Most people will experience sleep problems at some point in their lives. It might be a bout of insomnia that lasts a few days or even a few months. It may be resolved by herbal supplements or therapy or, in severe cases, prescription sleep medication. Most people will eventually get through the ordeal.
If you’ve ever suffered from any problem that causes sleep issues, you certainly sympathize with anyone else going through it. Imagine what it might be like to be in a situation where you might never sleep normally again! If that sounds scary and horrible, it should – that is what most unhoused people face regularly.
Many people believe that drugs, alcohol, and mental illness are the top driving forces causing homelessness. However, I’ve read in more than one article homelessness often happens first, and drug use follows as one is experiencing homelessness. They begin using drugs or alcohol not only to escape the pain but to find a way to sleep (or stay alert to protect themselves, but that’s another topic). Chronic sleep problems can lead to the use of drugs or alcohol with both housed and unhoused people.

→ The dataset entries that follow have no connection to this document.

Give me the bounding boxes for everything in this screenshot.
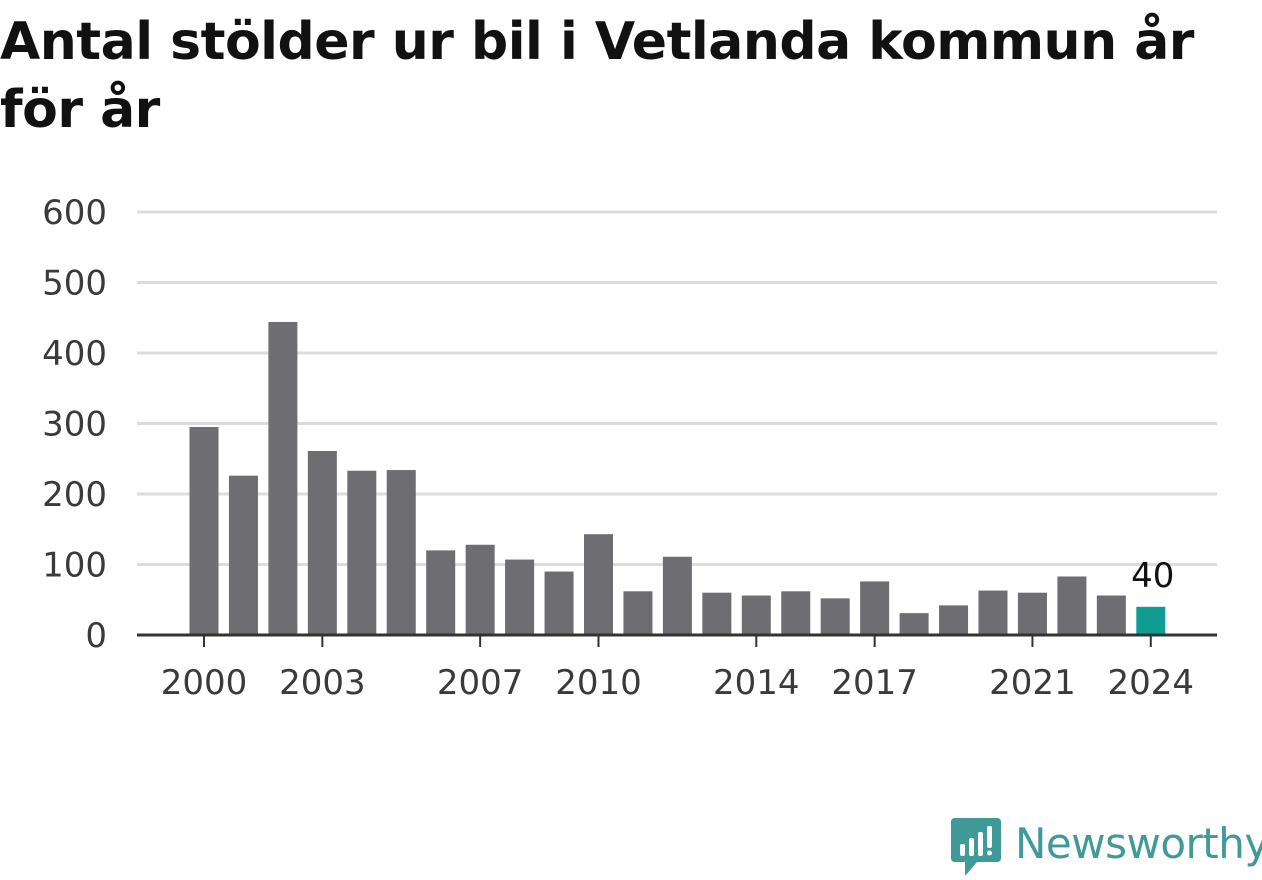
brand-logo: Newsworthy xyxy=(951,818,1262,880)
y-tick-label: 400 xyxy=(42,334,107,374)
bar-2019 xyxy=(939,605,969,635)
bar-2015 xyxy=(781,591,811,635)
bar-2014 xyxy=(741,595,771,635)
data-label-2024: 40 xyxy=(1131,556,1174,596)
bar-2003 xyxy=(307,450,337,635)
x-tick-label: 2017 xyxy=(831,663,918,703)
bar-2018 xyxy=(899,613,929,635)
bar-2016 xyxy=(820,598,850,635)
brand-name: Newsworthy xyxy=(1015,819,1262,868)
bar-2020 xyxy=(978,590,1008,635)
x-tick-label: 2024 xyxy=(1108,663,1195,703)
x-axis xyxy=(137,633,1217,647)
y-tick-label: 100 xyxy=(42,546,107,586)
bar-2001 xyxy=(228,475,258,635)
x-tick-label: 2003 xyxy=(279,663,366,703)
bar-2000 xyxy=(189,427,219,635)
annotations: 40 xyxy=(1131,556,1174,596)
x-tick-label: 2007 xyxy=(437,663,524,703)
x-tick-label: 2000 xyxy=(161,663,248,703)
x-tick-label: 2010 xyxy=(555,663,642,703)
grid-lines xyxy=(137,210,1217,566)
x-tick-label: 2014 xyxy=(713,663,800,703)
y-tick-label: 300 xyxy=(42,405,107,445)
bars xyxy=(189,321,1166,635)
y-tick-label: 500 xyxy=(42,264,107,304)
bar-2004 xyxy=(347,470,377,635)
bar-2009 xyxy=(544,571,574,635)
bar-2013 xyxy=(702,592,732,635)
y-tick-label: 0 xyxy=(85,616,107,656)
x-tick-label: 2021 xyxy=(989,663,1076,703)
bar-2012 xyxy=(662,556,692,635)
bar-2011 xyxy=(623,591,653,635)
bar-2006 xyxy=(426,550,456,635)
bar-2017 xyxy=(860,581,890,635)
y-axis-labels: 0 100 200 300 400 500 600 xyxy=(42,193,107,656)
y-tick-label: 600 xyxy=(42,193,107,233)
y-tick-label: 200 xyxy=(42,475,107,515)
bar-2024 xyxy=(1136,606,1166,635)
x-axis-labels: 2000 2003 2007 2010 2014 2017 2021 2024 xyxy=(161,663,1194,703)
bar-2021 xyxy=(1017,592,1047,635)
bar-2007 xyxy=(465,544,495,635)
bar-2010 xyxy=(584,534,613,635)
newsworthy-logo-icon xyxy=(951,818,1001,876)
bar-2008 xyxy=(505,559,535,635)
bar-2022 xyxy=(1057,576,1087,635)
chart-title: Antal stölder ur bil i Vetlanda kommun å… xyxy=(0,12,1194,140)
bar-2005 xyxy=(386,470,416,635)
bar-2023 xyxy=(1096,595,1126,635)
bar-2002 xyxy=(268,321,298,635)
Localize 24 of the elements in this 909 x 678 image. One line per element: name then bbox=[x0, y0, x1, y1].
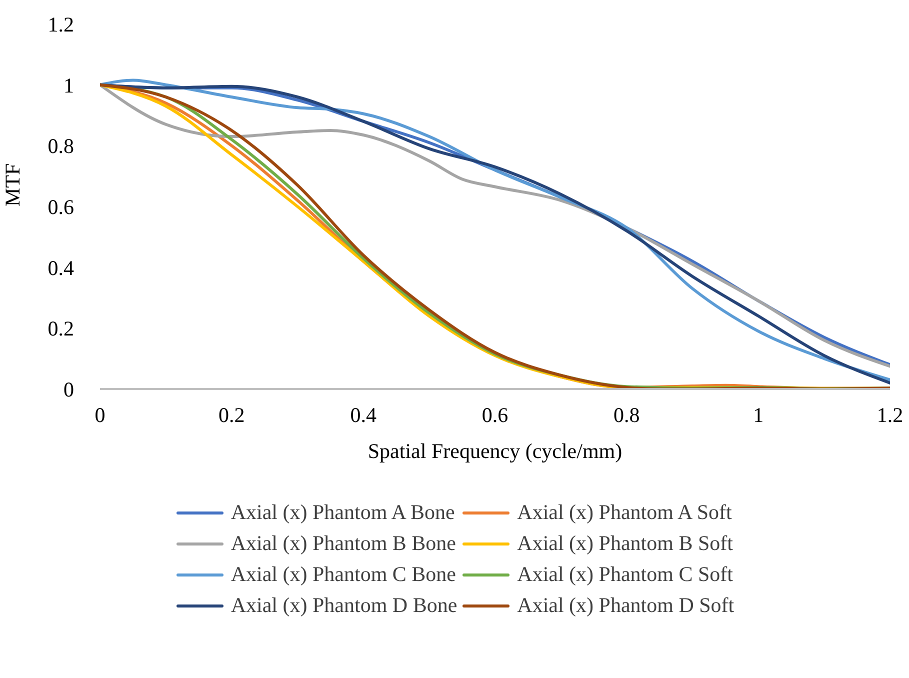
y-tick-label: 0.8 bbox=[48, 134, 74, 158]
legend-label: Axial (x) Phantom C Bone bbox=[230, 562, 456, 587]
legend-label: Axial (x) Phantom A Bone bbox=[230, 500, 455, 525]
y-tick-label: 1 bbox=[64, 73, 74, 98]
legend-label: Axial (x) Phantom B Bone bbox=[230, 531, 456, 556]
x-tick-label: 0 bbox=[94, 402, 106, 427]
x-tick-label: 0.4 bbox=[350, 402, 377, 427]
legend-label: Axial (x) Phantom A Soft bbox=[517, 500, 732, 525]
x-tick-label: 0.8 bbox=[614, 402, 640, 427]
x-tick-label: 0.2 bbox=[218, 402, 245, 427]
y-axis-title: MTF bbox=[0, 163, 24, 206]
y-tick-label: 1.2 bbox=[48, 12, 74, 36]
y-tick-label: 0.2 bbox=[48, 316, 74, 341]
y-tick-label: 0.4 bbox=[48, 256, 74, 280]
x-tick-label: 1 bbox=[753, 402, 764, 427]
legend-label: Axial (x) Phantom C Soft bbox=[517, 562, 733, 587]
y-tick-label: 0 bbox=[64, 377, 74, 402]
legend-label: Axial (x) Phantom D Soft bbox=[517, 593, 734, 618]
x-tick-label: 1.2 bbox=[876, 402, 904, 427]
y-tick-label: 0.6 bbox=[48, 194, 74, 219]
legend-label: Axial (x) Phantom B Soft bbox=[517, 531, 733, 556]
x-tick-label: 0.6 bbox=[482, 402, 508, 427]
x-axis-title: Spatial Frequency (cycle/mm) bbox=[368, 439, 622, 463]
legend-label: Axial (x) Phantom D Bone bbox=[230, 593, 458, 618]
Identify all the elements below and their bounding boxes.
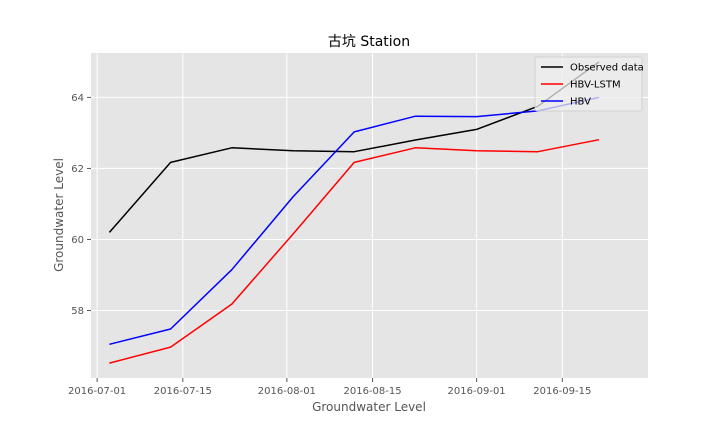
series-line-2 — [109, 138, 600, 364]
x-axis-label: Groundwater Level — [312, 400, 426, 414]
x-tick-label: 2016-09-15 — [533, 386, 591, 397]
y-tick-label: 64 — [71, 93, 84, 104]
y-tick-label: 58 — [71, 306, 84, 317]
x-tick-label: 2016-09-01 — [448, 386, 506, 397]
y-tick-label: 62 — [71, 164, 84, 175]
legend: Observed data HBV-LSTM HBV — [534, 56, 644, 112]
x-tick-label: 2016-07-15 — [154, 386, 212, 397]
x-tick-label: 2016-08-15 — [343, 386, 401, 397]
x-tick-label: 2016-07-01 — [68, 386, 126, 397]
series-line-3 — [109, 96, 600, 346]
x-axis-ticks: 2016-07-01 2016-07-15 2016-08-01 2016-08-15… — [68, 378, 591, 397]
legend-box — [534, 56, 643, 112]
x-tick-label: 2016-08-01 — [258, 386, 316, 397]
legend-label: HBV — [570, 97, 591, 108]
series-line-1 — [108, 61, 600, 233]
y-axis-ticks: 58 60 62 64 — [71, 93, 91, 317]
series-group — [108, 61, 600, 364]
legend-label: HBV-LSTM — [570, 80, 621, 91]
legend-label: Observed data — [570, 63, 644, 74]
y-tick-label: 60 — [71, 235, 84, 246]
y-axis-label: Groundwater Level — [52, 158, 66, 272]
chart-title: 古坑 Station — [328, 34, 410, 50]
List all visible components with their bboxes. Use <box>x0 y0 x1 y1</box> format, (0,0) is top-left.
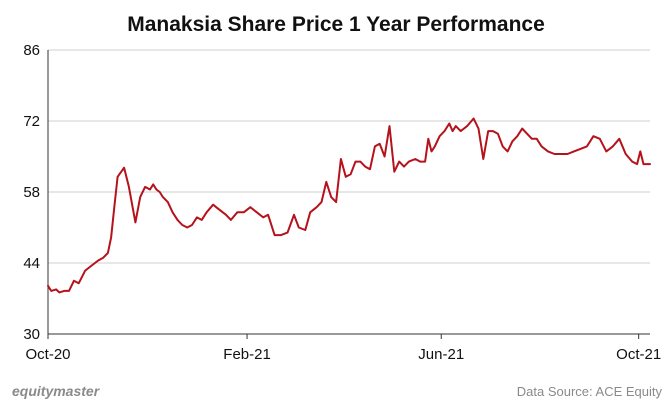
x-tick-label: Oct-20 <box>25 346 70 363</box>
x-tick-label: Oct-21 <box>616 346 661 363</box>
x-tick-label: Jun-21 <box>418 346 464 363</box>
y-axis-ticks: 86 72 58 44 30 <box>23 42 40 343</box>
brand-logo-text: equitymaster <box>12 383 101 399</box>
y-tick-label: 72 <box>23 113 40 130</box>
y-tick-label: 44 <box>23 255 40 272</box>
x-axis-ticks: Oct-20 Feb-21 Jun-21 Oct-21 <box>25 334 661 363</box>
gridlines <box>48 49 650 264</box>
y-tick-label: 30 <box>23 326 40 343</box>
data-source-note: Data Source: ACE Equity <box>517 384 663 399</box>
price-series-line <box>47 117 651 294</box>
chart-title: Manaksia Share Price 1 Year Performance <box>127 13 545 36</box>
y-tick-label: 58 <box>23 184 40 201</box>
y-tick-label: 86 <box>23 42 40 59</box>
series-layer <box>47 117 651 294</box>
x-tick-label: Feb-21 <box>223 346 271 363</box>
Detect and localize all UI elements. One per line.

Sleep deprivation can also make people insane. How many people have you encountered who have a couple of bad nights without sleep and, as a result, they are on edge and nasty? Imagine stretching that into weeks, months, and eventually years!
I’ve heard from those who’ve stayed in shelters, especially women, that they were so afraid of being robbed, they slept “with one eye open.” This is no different than being on the street or in your vehicle, where you also sleep “with one eye open.”
How can anyone sleep peacefully with that anxiety on their back?
I know that my most significant anxiety in a vehicle comes from the thought that somebody will knock on my van. Whether police, another homeless person, or someone with ill-intents might knock on my van, and I will be forced to see who it is or risk them smashing in my window while I’m inside.
Even if you get into a hotel or someone else’s house for a while, it is hard to sleep well. Maybe it’s because it’s not your bed. Maybe it’s not that comfortable. Or maybe it is because you know it is temporary, and you will be back out into the bad place shortly. The anticipatory anxiety is unbelievable and well warranted. No one will ever tell me it is not genuinely earned.
If everyone were required to live homeless for just one month of their lives, the compassion for homeless people might increase. I know there would be those who survive the ordeal and then say things like, “I went through it, and I survived just fine. Those other people are weak and lazy”. However, I think more people would come out of it realizing that no one WANTS this life. It’s not living – it is barely even surviving.
The fact is if housing prices weren’t out of control and salaries so out of step with the skyrocketing costs of living. If there were enough resources for those who cannot make ends meet independently, then the number of people unhoused would not be increasing so rapidly.
There is no safe place to go. Nowhere to feel safe enough to sleep soundly. As I write this, it is late May, and we’ve already had temperatures exceed 90 for over a week! My multiple sclerosis-related heat intolerance starts up when I am in any place much over 68 degrees. Imagine being stuck in a van in the summer heat and humidity. Gas prices are outrageously high, too, and I cannot afford to run the vehicle for air conditioning, which brings me to another important point. Shade.
Most people don’t think much about shade until they desperately need it. I look around every parking lot in my area, and there is little shade to be found. As badly as trees are needed, there are very few. Parking lots are barren, concrete deserts with unimaginable heat radiating up off the blacktop all day. Only when the sun is quite low does shade become available. However, the blacktop remains hot well into the night.
During the summer, homeless people stuck in their vehicles are truly screwed.
The daytime heat and humidity can destroy food, which is kept cool in a small cooler with a few ice cubes, which doesn’t keep things very cold in summer. You also have to worry about electronics and excessive heat. Your USB cords get sticky as the sun turns the rubber to goo on the dashboard while connected to a solar charger.
And this is just a sample of things that happen in a vehicle in summer. It is a nightmare. With no shade, there is no place to rest by day. At night, you fear police harassment and strangers. Many homeless people sleep by day and stay on guard all night.
I do not take any drugs, nor do I use alcohol. I never will. As a person on the autism spectrum, I am not “mentally ill.” I am autistic. There are no drugs that would “fix” me, and I won’t take anything for anxiety. I have seen too many people become dependent on medication or have side effects. I have enough physical ailments now from autoimmune/chronic illnesses. People suggesting prescription drugs or using marijuana or brandy or narcotics or pretty much anything beyond magnesium supplements are not options for me.
I face homelessness unfiltered and head-on.
As I write this, I fear that I will never sleep well again. Even when I can stay at a friend’s home or hotel, getting any quality sleep is hard. Because of my chronic pain issues, I had a glorious pillow top mattress that was the only kind that properly supported me and relieved pressure points. Beds in cheap hotels are horrible. At friends’ houses, I sleep on floors (sometimes in a tent on the floor if they have a big enough house), but always on a makeshift bed of foams and folded blankets like my “bed” in my van.
In the end, good, restorative sleep is vital to managing my conditions. But it is something unhoused people just never get.